First Brutal Attempts at Enhanced Interrogation: 'We Should Not Go Much Further'

BySTEPHANIE Z. SMITH ABCNews logo
Wednesday, December 10, 2014

The first time the CIA tried enhanced interrogation with a high-value target, the sessions were so intense that they nearly brought some CIA personnel to tears, according to Senate Intelligence Committee's recently released "torture report."

The report says that al Qaeda operative Abu Zubaydah had already provided the FBI with "vital" information regarding the 9/11 attacks after his capture in Pakistan in 2002 and was cooperating, but at some point the CIA, convinced Zubaydah was holding back, took over.

Zubaydah was held in complete isolation for more than a month and then subjected to enhanced interrogation techniques "on a near 24-hour-per-day basis" for 20 days straight, the report says.

On the first day of his enhanced interrogation, the report says Zubaydah was left naked and no questions were asked of him as he was "slam[med] against a concrete wall" with a towel around his neck as a "collar".

Later interrogators demanded to know about planned terror attacks and when Zubaydah told them he didn't have any information, he was slapped.
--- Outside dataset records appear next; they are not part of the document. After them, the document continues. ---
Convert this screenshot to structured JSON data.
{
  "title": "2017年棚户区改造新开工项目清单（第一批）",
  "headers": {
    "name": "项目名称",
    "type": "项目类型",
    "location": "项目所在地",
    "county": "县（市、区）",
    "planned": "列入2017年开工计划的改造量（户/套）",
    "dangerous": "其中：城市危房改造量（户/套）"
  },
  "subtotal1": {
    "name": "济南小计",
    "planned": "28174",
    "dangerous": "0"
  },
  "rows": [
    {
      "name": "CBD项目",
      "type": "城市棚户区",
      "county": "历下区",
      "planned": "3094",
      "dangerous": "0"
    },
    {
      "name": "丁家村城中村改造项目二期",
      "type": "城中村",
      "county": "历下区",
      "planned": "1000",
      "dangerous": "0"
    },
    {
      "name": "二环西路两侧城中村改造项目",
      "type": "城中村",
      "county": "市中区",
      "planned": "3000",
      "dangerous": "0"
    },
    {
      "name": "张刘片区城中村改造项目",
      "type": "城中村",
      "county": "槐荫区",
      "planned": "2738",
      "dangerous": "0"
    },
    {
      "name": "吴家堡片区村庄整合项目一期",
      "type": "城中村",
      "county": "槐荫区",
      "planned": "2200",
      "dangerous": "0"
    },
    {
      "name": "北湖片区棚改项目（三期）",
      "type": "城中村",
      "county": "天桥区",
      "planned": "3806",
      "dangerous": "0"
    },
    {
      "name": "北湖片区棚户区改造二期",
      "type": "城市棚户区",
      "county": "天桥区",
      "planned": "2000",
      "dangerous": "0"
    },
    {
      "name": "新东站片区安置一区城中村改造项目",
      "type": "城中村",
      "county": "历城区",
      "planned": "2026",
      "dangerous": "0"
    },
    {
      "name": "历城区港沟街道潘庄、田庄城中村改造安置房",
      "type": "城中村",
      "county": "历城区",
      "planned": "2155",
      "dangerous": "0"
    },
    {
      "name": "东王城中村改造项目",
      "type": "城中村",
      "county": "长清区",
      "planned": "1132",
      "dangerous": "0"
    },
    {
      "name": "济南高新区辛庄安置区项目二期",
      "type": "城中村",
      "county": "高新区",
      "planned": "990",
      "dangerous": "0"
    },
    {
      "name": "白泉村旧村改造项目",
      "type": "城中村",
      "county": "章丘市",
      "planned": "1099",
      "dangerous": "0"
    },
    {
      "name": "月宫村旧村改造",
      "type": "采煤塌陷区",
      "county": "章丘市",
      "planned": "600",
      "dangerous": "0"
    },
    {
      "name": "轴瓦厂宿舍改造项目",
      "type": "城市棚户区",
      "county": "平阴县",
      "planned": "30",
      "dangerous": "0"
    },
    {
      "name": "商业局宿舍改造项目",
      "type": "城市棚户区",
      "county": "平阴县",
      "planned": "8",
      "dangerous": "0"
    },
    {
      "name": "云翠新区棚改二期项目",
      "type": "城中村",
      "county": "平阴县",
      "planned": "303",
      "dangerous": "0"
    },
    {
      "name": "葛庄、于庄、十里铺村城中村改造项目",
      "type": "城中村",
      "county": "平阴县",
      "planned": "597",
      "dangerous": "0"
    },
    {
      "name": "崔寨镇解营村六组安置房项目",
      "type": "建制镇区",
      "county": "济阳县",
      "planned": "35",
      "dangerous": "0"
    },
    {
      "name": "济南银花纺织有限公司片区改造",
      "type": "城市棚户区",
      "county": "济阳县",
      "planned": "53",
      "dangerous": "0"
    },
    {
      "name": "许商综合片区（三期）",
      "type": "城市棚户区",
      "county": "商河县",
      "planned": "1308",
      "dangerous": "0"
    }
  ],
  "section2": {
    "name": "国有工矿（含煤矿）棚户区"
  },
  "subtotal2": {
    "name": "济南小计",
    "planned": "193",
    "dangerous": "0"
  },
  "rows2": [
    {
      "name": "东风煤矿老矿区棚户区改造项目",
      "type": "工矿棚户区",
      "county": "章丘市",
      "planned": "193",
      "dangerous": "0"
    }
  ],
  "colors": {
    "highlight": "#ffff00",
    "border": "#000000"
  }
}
His first waterboarding session lasted two and a half hours.

He "coughed, vomited, and had 'involuntary spasms of the torso and extremities' during waterboarding."

Over the next few weeks, Zubaydah was subjected to waterboardings two to four times a day and when he was left alone, he was put in "stress positions," designed to strain the body for hours on end. CIA documents later revealed Zubaydah was waterboarded at least 83 times in all.

"According to daily [CIA] cables... Abu Zubaydah frequently 'cried,' 'begged,' 'pleaded,' and 'whimpered,' but continued to deny that he had any additional information on current threats to, or operatives in, the United States," the report says.

Citing comments made by CIA personnel on the scene, the report said several were "disturbed" by what they had witnessed

"Today's first session.. had a profound effect on all staff members present... it seems the collective opinion that we should not go much further... everyone seems strong for now but if the group has to continue... we cannot guarantee how much longer," one CIA official said.

"Several on the team profoundly affected... some to the point of tears and choking up," another said.

Today's report says that after the enhanced interrogation ended, "CIA personnel at the detention site concluded that Abu Zubaydah had been truthful and that he did not possess any new terrorist threat information." That didn't stop the CIA from telling the National Security Council that the techniques were "producing meaningful results," the report says.

Several former high-level CIA officials today criticized the release of the Senate report, saying the interrogation program "saved thousands of lives" by in part forcing Zubaydah and 9/11 mastermind Khalid Sheikh Muhammed to talk.